Court of Appeal ruling regarding bonus agreements

22 March 2024 1 min read

By Rajvinder Singh Bains

At a glance

  • The Court of Appeal (Court) ruled that an employer was bound by a bonus agreement that the employee had entered into with a head of a department.
  • The Court found that the employee could reasonably believe that the head of department was authorised to enter into this agreement on behalf of the employer.
  • The court also emphasised that the employer had not issued any instructions or guidelines clarifying the authority of the head of department.

The Court considered whether an employer was obligated by a bonus agreement which was established by the head of a department with an employee. The employer argued that the agreement was null and void as the head of department did not have sufficient authority to bind the employer to such an agreement.

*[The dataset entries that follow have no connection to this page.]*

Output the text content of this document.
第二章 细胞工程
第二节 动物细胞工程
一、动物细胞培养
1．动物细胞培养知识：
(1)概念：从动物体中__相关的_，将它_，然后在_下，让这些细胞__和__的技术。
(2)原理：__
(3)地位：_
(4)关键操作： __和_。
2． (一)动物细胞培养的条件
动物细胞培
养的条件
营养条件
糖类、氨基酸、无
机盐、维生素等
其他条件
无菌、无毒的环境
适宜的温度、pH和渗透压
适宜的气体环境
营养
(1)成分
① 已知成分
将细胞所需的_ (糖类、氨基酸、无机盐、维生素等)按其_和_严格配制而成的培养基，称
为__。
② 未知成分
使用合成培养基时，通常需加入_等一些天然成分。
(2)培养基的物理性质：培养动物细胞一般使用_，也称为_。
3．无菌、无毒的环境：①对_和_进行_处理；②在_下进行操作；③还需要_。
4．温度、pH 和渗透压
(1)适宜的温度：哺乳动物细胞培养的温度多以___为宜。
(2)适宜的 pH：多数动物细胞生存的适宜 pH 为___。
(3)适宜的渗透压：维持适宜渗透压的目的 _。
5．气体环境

 However, the Court ruled in favor of the employee, concluding that the employee had a reasonable expectation that the department head was authorised to make such arrangements, and that the employee had acted in good faith.

 In its assessment, the Court also emphasised that the employer had failed to provide any instructions or guidelines that clarified the department head’s authority, consequently misleading the employee.

Takeaways for Employers

Employers cannot rely on bonus agreements being invalid if they are made with employees by unauthorised individuals. The deciding factor should instead be whether the employee can trust that the person is authorised to conclude such an agreement. This assessment will therefore depend on the facts of each individual case.

It is essential that the competencies of senior staff members- such as departmental heads - is clear to employees, to prevent claims arising from agreements that the employer did not intend to enter into.